Let $X_1,\dots, X_n$ be i.i.d. exponential random variables. For large $n$, what is the probability distribution for the following?
$$\frac{\max X_n}{\sum X_n}$$
I believe that the cdf of the maximum of $n$ i.i.d. exponential random variables is the $n$th power of the cdf of one when $n$ is fixed.
Write the statement as $\dfrac{\frac{\max X_n}{n}}{\frac{\sum X_n}{n}}$. Say the $X_n$'s are Exp($\lambda$).
The denominator $\frac{\sum X_n}{n}$ converges in probability (and distribution) to the mean of the $X_n$'s, $\frac{1}{\lambda}$ by the law of large numbers.

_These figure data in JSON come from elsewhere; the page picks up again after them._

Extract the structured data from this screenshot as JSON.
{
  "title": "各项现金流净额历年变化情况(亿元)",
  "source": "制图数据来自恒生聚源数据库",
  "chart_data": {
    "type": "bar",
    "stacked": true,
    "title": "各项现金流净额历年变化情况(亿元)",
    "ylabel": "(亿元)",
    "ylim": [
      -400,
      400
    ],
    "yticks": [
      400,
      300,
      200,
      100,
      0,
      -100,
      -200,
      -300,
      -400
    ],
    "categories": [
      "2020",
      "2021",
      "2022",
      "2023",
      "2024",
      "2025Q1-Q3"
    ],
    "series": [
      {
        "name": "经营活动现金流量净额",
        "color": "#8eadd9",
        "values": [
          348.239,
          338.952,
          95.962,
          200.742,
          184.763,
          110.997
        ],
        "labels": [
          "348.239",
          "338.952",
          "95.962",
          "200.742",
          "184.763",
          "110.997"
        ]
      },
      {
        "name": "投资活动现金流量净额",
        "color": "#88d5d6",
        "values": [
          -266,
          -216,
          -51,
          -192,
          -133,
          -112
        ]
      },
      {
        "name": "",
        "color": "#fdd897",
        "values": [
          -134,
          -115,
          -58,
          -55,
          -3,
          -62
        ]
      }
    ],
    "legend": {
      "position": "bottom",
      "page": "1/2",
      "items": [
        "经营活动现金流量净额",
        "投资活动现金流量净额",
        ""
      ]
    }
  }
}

Now, you need to find the CDF of $\frac{\max X_n}{n}$ which is $P(\frac{\max X_n}{n}\leq c) = P(\max X_n \leq c n) = (1-e^{\lambda c n})^n$ for $c>0$, and $0$ otherwise (using the fact you noted). As $n \to \infty$, $P(\frac{\max X_n}{n}\leq c) \to 0$ if $c<0$ and $P(\frac{\max X_n}{n}\leq c) \to 1$ if $c>0$. Thus, $\frac{\max X_n}{n} \to 0$ in distribution (and thus in probability as well, since it converges to a constant).
Thus, by Slutksy's theorem, the limit is the ratio of the limits which is $0 / (1/\lambda) =0$ (i.e. a point mass at $0$).